Corporación Minera de Bolivia (COMIBOL), created in 1952, was the first massive movement toward organized labor for Bolivian miners. Yet COMIBOL took fifteen years to bring tin production back to pre-revolutionary levels. They made poor investments in mining technology, continued to lose money, and had to cut pay-rolled miners from 27,000 to 7,000 in less than one year.
A 14 year old miner prepares to hoist up a 200 pound mineral load
Tin prices crashed again in 1985 and 15 years of neoliberal restructuring ensued in Bolivia; capital increasingly vanished the the impoverished departments of Potosí. Subsequently, all COMIBOL-owned mines were shut down to examine economic feasibility; many never reopened. Potosí’s largest mine, San Cristóbal (which produced 1,300 metric tons of zinc-silver ore and 300 tons of lead-silver ore per day) was sold off to a Japanese company.
The industry has stayed alive today, but clings to life by threads. Mostly non-precious metals are mined — zinc, antimony, lead, cadmium — for minimal profit. Potosí is a shadow of what is once was. Once littered with silver and decadence, Potosí is now desolate, crumbling, fatigued.
The miner’s life is as tough as it gets here: 12-hour shifts, continuously brutal work for three months at a time with no days off. Boys as young as nine years old join their fathers in the mines and learn the ropes; the city’s education system is an utter mess. For miners, average pay wavers around 2,000 bolivianos per month (US$334 — or $83 per week); Potosí is so impoverished, this actually has considerable buying power there, but as the saying goes in the city, “el minero gana bien, pero vive corto” — miners earn a good living, but live shortly.
Deep below the earth’s surface, the air is thin, temperatures fluctuate from brutally cold to blisteringly hot, and tiny tunnels relegate miners to a squatted crawl for hundreds of meters at a time. Safety precautions are sparse, and labor conditions are medieval — no shafts or advanced technology: everything is done with antiquated metal tools and old, crusty machinery.
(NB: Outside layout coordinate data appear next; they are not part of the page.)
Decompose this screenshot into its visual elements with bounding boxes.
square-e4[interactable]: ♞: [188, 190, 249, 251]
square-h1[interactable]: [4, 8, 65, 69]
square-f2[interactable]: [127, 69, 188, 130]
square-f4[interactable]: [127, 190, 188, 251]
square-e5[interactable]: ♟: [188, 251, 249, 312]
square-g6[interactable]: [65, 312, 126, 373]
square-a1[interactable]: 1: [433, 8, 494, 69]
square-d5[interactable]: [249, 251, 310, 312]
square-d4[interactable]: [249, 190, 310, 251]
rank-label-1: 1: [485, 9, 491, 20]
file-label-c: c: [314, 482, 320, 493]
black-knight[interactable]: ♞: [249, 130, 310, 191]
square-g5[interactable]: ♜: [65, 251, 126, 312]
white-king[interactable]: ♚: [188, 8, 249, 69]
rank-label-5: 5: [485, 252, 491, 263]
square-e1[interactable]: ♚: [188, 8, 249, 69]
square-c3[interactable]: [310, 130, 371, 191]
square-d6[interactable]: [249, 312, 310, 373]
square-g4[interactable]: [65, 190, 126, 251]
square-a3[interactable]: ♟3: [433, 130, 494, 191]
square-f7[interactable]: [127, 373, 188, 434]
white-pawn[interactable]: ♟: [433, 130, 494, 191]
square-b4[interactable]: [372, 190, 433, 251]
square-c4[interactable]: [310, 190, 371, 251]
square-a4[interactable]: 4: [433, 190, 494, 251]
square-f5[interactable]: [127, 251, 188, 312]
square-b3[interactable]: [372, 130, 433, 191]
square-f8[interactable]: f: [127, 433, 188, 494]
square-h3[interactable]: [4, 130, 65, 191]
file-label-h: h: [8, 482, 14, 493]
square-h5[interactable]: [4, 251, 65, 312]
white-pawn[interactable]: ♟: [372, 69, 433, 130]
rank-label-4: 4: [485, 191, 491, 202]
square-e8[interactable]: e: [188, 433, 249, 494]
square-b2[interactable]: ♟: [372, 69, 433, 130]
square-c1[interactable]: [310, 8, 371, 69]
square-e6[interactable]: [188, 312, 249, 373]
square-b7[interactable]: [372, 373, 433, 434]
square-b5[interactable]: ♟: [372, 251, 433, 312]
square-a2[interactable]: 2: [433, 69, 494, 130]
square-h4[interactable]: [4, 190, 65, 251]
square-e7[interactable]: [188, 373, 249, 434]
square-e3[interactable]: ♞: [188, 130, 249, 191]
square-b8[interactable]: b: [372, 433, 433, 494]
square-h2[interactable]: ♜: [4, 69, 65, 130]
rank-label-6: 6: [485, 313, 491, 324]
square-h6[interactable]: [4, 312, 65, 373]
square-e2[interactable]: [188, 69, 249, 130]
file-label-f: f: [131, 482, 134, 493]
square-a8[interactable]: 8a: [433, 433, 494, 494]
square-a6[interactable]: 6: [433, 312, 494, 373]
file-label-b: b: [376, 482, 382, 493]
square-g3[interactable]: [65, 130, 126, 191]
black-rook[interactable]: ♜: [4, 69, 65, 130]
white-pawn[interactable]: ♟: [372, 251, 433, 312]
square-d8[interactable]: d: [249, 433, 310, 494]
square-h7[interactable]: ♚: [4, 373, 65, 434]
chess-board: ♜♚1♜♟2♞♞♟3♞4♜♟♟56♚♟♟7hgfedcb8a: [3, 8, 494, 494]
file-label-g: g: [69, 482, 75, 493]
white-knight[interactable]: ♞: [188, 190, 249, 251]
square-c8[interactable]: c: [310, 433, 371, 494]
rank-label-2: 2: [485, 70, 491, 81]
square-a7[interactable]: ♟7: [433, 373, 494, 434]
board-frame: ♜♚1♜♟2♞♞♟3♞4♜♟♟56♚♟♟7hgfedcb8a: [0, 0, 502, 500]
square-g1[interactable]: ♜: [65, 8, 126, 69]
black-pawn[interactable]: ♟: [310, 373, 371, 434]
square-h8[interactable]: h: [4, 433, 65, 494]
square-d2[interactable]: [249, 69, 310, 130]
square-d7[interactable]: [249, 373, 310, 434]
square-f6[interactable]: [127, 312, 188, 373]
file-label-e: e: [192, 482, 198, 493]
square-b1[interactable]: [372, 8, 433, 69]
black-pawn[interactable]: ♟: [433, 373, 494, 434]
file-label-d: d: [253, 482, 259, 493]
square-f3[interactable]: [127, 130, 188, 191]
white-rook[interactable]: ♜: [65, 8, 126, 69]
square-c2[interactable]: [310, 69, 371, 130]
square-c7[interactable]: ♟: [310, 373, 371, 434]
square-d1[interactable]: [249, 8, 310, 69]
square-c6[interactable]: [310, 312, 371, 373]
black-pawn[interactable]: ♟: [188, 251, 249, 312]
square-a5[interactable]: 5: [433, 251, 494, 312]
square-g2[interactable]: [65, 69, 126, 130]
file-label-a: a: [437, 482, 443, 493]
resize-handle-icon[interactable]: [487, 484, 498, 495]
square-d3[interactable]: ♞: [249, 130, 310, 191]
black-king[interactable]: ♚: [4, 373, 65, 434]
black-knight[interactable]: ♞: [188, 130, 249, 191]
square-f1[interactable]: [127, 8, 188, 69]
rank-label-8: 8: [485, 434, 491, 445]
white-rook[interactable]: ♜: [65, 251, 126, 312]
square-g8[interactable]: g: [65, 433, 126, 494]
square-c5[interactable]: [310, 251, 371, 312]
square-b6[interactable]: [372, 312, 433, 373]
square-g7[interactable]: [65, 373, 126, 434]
There remains a small glimmer of hope for the city’s economy in tourism, but even that industry seems doomed for Potosí. Geologists recently discovered that years of mismanaged mining abuse have caused a giant sinkhole to form under Cerro Rico, Potosí’s defining peak. Should the peak collapse, it would complete the full lapse from riches to dust. Marco Antonio Pumari, vice president of Potosí’s civic committee, mourns his city’s continued hardships:
“The people of Potosí don’t have industries, we don’t have businesses that generate employment. If the Cerro is lost, if it sinks, what tourist is going to come here? Will they come to see that here there was a mountain that maintained the whole world?”
But for miners like Adelmo, there is no respite; tomorrow, he’ll be back in the sulfurous depths of the “rich hill,” carving out the stones of his livelihood.